Monday, Apr. 21, 1952

Collective Punishment

For eight days the 20,000 people of Tanjong Malim had been confined to their homes. In the brief two hours a day in which they were allowed out to buy a reduced ration of rice, they had to pawn belongings to pay shopkeepers' soaring prices.

Britain's new High Commissioner for Malaya, General Sir Gerald Templer, intended that the people of Tanjong Malim should suffer. It was his way of punishing them for having failed to supply information about the Communist terrorists who had murdered twelve men of a pipeline repair gang near by (TIME, April 7).

In Britain there was uneasiness about High Commissioner Templer's highhanded methods. Said Laborite Lord Listowel, onetime Colonial Minister: "Collective punishment will turn many people . . . hitherto unconcerned about politics, into Communist sympathizers." In the House of Commons 124 Labor M.P.s introduced a motion protesting collective punishment in Malaya. But Templer had more in mind than mere reprisal.

On the ninth curfew day his soldiers began pounding Tanjong Malim doors. They handed each householder an envelope containing a letter from Templer and a questionnaire form. Wrote George Templer (in Malay, Chinese and Tamil): "If you are a Communist, I do not expect you to reply. If you are not, I want you to give as much information as possible ... It is quite safe . . . none will know which form comes from which house. Do not sign your name unless you want to . . .

Off & On.Templer's questionnaire asked to identify local Communists, their recruiting, agents, propagandists, and those shops supplying them with food and materials. British soldiers collected the forms in locked boxes. In the government residence at Kuala Lumpur, Templer opened the boxes in the presence of six representatives from Tanjong Malim, sent them home with a large photograph of the opening ceremony.
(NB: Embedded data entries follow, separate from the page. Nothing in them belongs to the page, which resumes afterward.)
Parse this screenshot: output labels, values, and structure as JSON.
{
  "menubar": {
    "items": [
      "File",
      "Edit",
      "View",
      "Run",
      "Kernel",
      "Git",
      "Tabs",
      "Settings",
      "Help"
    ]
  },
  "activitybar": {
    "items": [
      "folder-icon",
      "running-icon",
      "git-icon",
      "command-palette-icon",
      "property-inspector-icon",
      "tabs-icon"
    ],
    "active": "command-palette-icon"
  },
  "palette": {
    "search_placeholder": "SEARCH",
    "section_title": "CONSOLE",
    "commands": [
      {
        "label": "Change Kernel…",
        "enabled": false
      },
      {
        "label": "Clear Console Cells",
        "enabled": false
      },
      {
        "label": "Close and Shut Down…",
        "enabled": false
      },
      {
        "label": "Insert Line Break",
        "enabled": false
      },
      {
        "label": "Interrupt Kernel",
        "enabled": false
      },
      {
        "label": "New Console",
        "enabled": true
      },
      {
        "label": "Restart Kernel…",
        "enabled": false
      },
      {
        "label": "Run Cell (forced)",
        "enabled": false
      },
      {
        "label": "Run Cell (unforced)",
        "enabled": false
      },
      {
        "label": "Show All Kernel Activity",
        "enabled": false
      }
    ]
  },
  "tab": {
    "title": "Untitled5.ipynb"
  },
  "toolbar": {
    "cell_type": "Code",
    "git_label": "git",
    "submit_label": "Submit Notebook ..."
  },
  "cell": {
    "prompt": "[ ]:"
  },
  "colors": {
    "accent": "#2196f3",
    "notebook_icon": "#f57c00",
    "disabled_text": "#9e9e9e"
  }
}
Templer refused to say what he found in the questionnaires, or how many were blanks, but within four days his men had arrested 28 suspected Communist collaborators, among them several prosperous shopkeepers. Last week in the central playing field at Tanjong Malim, the populace was assembled before a platform decorated with loudspeakers and British and Malayan flags. The people were told that the 22-hour curfew was lifted. Men with 13 days' lost work to make up, and mothers anxious for their pale, sickly children heaved audible sighs of relief.
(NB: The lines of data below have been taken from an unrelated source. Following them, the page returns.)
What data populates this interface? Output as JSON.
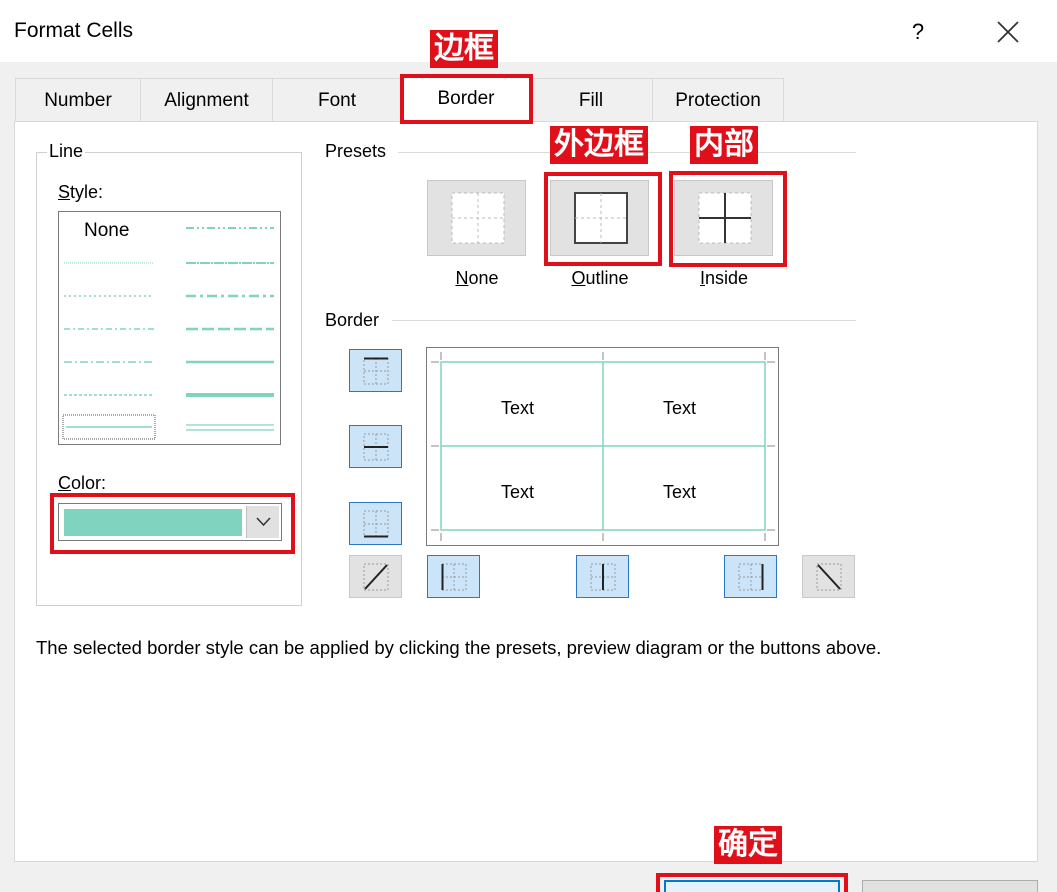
{
  "window": {
    "title": "Format Cells",
    "help_label": "?"
  },
  "tabs": [
    {
      "label": "Number"
    },
    {
      "label": "Alignment"
    },
    {
      "label": "Font"
    },
    {
      "label": "Border",
      "active": true
    },
    {
      "label": "Fill"
    },
    {
      "label": "Protection"
    }
  ],
  "line_group": {
    "title": "Line",
    "style_label_first": "S",
    "style_label_rest": "tyle:",
    "style_none": "None",
    "color_label_first": "C",
    "color_label_rest": "olor:",
    "color_value": "#80d3bf"
  },
  "presets": {
    "title": "Presets",
    "items": [
      {
        "key_letter": "N",
        "rest": "one"
      },
      {
        "key_letter": "O",
        "rest": "utline"
      },
      {
        "key_letter": "I",
        "rest": "nside"
      }
    ]
  },
  "border": {
    "title": "Border",
    "preview_cells": [
      "Text",
      "Text",
      "Text",
      "Text"
    ]
  },
  "description": "The selected border style can be applied by clicking the presets, preview diagram or the buttons above.",
  "annotations": {
    "border_tab": "边框",
    "outline": "外边框",
    "inside": "内部",
    "ok": "确定"
  },
  "colors": {
    "accent": "#80d3bf",
    "highlight": "#e0101b",
    "selected_blue": "#2c78c8"
  }
}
Immediately, 70 miles to the south, Templer clamped a new curfew and a reduced rice ration on the 4,000 inhabitants of Sungei Pelek. Here Templer hoped his new curfew-and-questionnaire technique would smoke out the whereabouts of 30-year-old Liew Kon Kim, a shrewd Communist leader known as "the bearded wonder." Templer imposed another curfew on 80 square miles of Communist-terrorized rubber estates and tin mines between Kuala Lumpur and Pahang state.

Sporty Warfare. Obviously the bristly little general, after only nine weeks as British High Commissioner, was of a mind to seize the initiative from the Communists. For his reorganized forces Templer has ordered quantities of U.S. Army carbines, which he reckons the best jungle-fighting weapon. He has asked Britain for large helicopters to enable his fighters to outflank the Communists from the air. He plans to use chemical warfare, but a unique kind, non-injurious to man or beast. Low-flying light planes will spray plant-killing chemicals on the inaccessible jungle garden plots where the Communists grow their food. Roadside strips of jungle are also being sprayed to destroy natural cover favoring ambuscades.
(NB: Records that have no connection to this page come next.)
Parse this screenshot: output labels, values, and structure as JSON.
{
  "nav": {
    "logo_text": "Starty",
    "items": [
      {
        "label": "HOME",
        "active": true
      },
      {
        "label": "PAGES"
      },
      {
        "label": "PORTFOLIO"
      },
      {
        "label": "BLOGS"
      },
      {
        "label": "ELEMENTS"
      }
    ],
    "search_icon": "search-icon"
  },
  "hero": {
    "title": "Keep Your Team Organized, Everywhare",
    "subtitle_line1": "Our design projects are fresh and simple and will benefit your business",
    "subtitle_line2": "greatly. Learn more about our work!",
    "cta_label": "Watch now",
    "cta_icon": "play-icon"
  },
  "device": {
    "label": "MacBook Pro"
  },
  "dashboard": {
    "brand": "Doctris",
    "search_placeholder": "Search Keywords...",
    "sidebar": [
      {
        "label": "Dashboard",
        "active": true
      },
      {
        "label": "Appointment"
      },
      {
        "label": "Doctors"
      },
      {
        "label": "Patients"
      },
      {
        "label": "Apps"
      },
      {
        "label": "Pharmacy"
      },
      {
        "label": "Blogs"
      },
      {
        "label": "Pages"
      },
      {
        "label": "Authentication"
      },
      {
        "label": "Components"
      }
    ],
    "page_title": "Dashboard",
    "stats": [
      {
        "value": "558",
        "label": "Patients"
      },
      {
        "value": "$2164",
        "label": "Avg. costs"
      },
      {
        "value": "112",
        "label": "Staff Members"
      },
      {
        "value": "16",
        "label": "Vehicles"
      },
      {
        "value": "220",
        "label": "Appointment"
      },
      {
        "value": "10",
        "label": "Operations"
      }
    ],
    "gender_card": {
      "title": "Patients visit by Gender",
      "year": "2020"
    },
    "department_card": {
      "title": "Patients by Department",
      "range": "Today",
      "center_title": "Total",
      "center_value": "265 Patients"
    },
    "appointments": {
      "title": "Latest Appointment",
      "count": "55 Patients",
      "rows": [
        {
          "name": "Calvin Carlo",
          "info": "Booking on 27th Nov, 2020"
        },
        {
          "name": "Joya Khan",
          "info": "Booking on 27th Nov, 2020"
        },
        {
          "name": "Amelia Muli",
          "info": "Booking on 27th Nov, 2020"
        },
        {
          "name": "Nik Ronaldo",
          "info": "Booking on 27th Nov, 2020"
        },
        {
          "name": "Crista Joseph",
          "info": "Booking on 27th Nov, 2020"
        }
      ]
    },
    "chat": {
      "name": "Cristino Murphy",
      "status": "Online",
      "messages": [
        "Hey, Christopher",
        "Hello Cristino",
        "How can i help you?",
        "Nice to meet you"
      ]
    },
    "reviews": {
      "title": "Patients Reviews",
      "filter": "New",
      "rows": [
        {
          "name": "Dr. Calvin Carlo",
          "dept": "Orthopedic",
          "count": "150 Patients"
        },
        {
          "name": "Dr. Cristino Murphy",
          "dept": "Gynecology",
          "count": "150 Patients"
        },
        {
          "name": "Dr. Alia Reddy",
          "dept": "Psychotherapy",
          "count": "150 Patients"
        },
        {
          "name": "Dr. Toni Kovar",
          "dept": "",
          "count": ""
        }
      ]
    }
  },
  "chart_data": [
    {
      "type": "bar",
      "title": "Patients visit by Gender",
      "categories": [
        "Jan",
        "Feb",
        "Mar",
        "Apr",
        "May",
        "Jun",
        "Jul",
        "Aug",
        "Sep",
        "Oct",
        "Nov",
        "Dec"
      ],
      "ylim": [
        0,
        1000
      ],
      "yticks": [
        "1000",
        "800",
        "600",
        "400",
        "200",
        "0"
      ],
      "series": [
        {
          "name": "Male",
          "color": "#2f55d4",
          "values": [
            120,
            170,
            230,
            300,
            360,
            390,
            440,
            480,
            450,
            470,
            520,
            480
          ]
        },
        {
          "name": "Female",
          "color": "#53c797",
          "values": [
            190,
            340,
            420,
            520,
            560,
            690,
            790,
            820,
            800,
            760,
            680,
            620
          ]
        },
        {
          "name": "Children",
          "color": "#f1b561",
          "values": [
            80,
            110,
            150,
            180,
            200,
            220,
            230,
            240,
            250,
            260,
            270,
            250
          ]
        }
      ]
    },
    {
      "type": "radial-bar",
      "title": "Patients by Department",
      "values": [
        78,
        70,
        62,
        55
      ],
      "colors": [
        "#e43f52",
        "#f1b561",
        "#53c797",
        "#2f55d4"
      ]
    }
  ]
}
He has launched a re-examination of the grievances of Chinese residents, from which much of Malaya's unrest stems with the object of finding a way by which Chinese in Malaya may gain some of the privileges of citizenship without offending the Malayan natives, who are now a minority. He has mapped a campaign to bring Chinese into home guard units. Nor did he hesitate to criticize the local British. Said he pointedly, at a Rotary meeting in Kuala Lumpur last week: "The Communists seldom go to races, give dinner parties and cocktail parties or play golf.; Says Templer: "I could win this war in three months, if I could get two-thirds of the people on my side."